De manera tal que Kombit no viene a ofrecer exotismo. Lo suyo no es la ficción vendible del vudú y de la violencia for export , sino la valoración de la dignidad humana en un contexto de injusticia social, el apoyar la oreja a quienes no son escuchados y a ofrecer la cámara hacia zonas silenciadas, cuando no ignoradas, de manera constante. Pero también a despojar a Haití de la representación convencional foránea de la industria que explota la superstición. Denise Dominique, la historiadora que aparece en varios tramos, habla de la importancia de la naturaleza para los campesinos, quienes trabajan como hace doscientos años, atentos al clima y a los contratiempos. Es un conocimiento que se conserva como tesoro porque también forma parte de la identidad de la comunidad asediada por la apertura comercial a EE.UU en desmedro de los trabajadores. Y la cámara se entrega a mirar y a explorar esa geografía edénica (la misma que deslumbró a tipos como Colón, más allá de la obsesión por el oro) con un cuidado estético que instala otro nivel de enunciación posible. Es como si intentara captar un espíritu primigenio que aún persiste a pesar del daño provocado sobre esta tierra (es estremecedor el relato que habla de los índices de cólera a causa de la contaminación de los ríos con excrementos de soldados intervencionistas luego del devastador terremoto de 2010, una excusa para intervenir el país militarmente con la máscara del apoyo humanitario de la ONU).

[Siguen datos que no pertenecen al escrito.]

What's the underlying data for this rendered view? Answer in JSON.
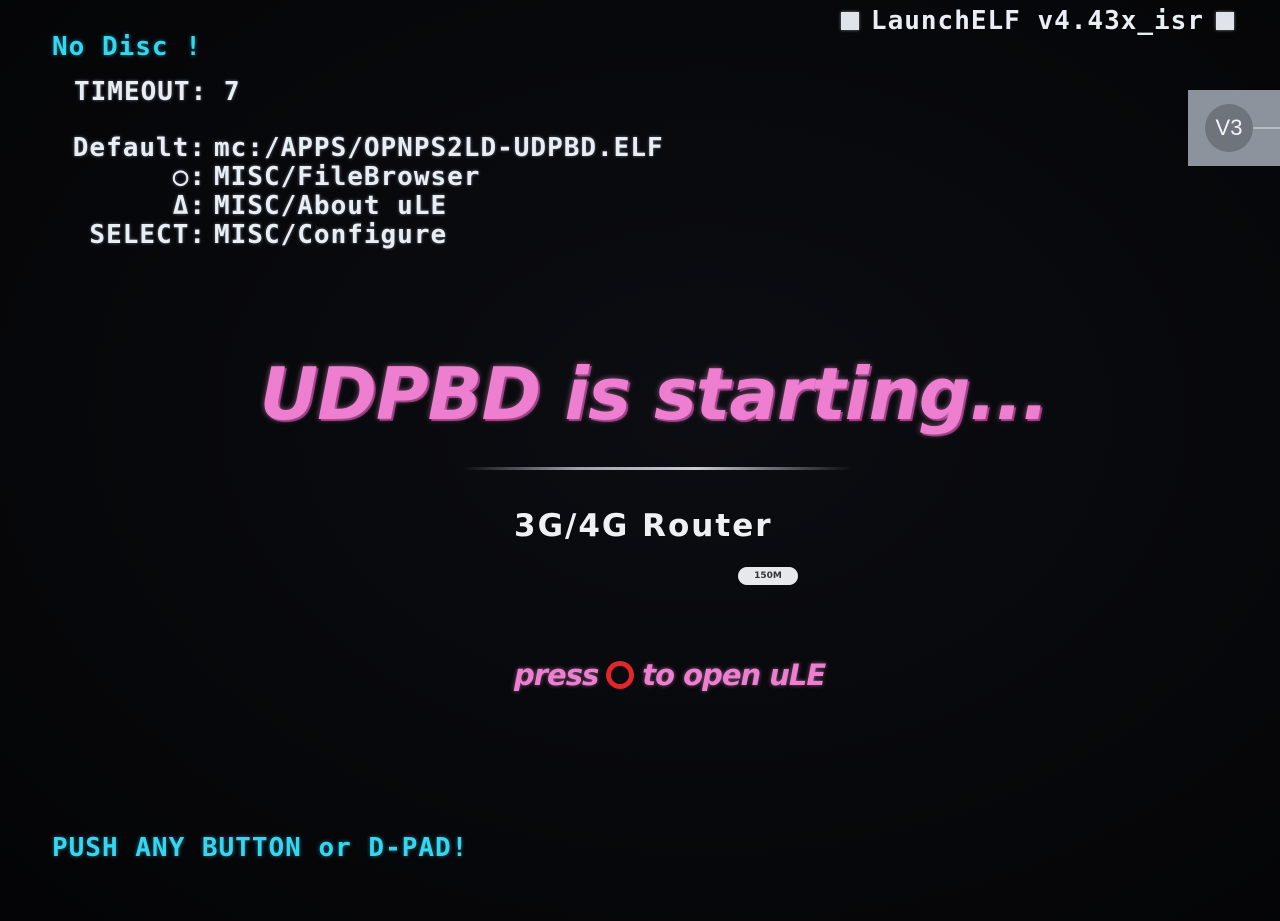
{
  "header": {
    "title": "LaunchELF v4.43x_isr",
    "left_icon": "square-icon",
    "right_icon": "square-icon"
  },
  "status": {
    "disc": "No Disc !",
    "timeout_label": "TIMEOUT:",
    "timeout_value": "7"
  },
  "launch_list": [
    {
      "key": "Default:",
      "value": "mc:/APPS/OPNPS2LD-UDPBD.ELF"
    },
    {
      "key": "○:",
      "value": "MISC/FileBrowser"
    },
    {
      "key": "Δ:",
      "value": "MISC/About uLE"
    },
    {
      "key": "SELECT:",
      "value": "MISC/Configure"
    }
  ],
  "overlay_badge": {
    "label": "V3"
  },
  "splash": {
    "title": "UDPBD is starting...",
    "router_label": "3G/4G Router",
    "speed_badge": "150M",
    "press_before": "press",
    "press_icon": "circle-button-icon",
    "press_after": "to open uLE"
  },
  "footer": {
    "hint": "PUSH ANY BUTTON or D-PAD!"
  },
  "colors": {
    "cyan_text": "#34d6f0",
    "white_text": "#e9eef5",
    "pink_text": "#ee7fd0",
    "circle_button": "#e3262b",
    "background": "#050508"
  }
}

La sencillez de Kombit es su principal rasgo; la ausencia de la espectacularidad, su carta de honestidad para evitar cualquier atisbo de pornomiseria: se muestra lo que pasa, nadie llora ante cámara (y motivos no faltan). Mientras transcurren los créditos finales, se muestran los rostros una vez más, la mejor forma de reforzar la identidad en la pantalla y de ponernos como espectadores a la par. Solo si miramos al otro podremos comprender y no morir en la indiferencia.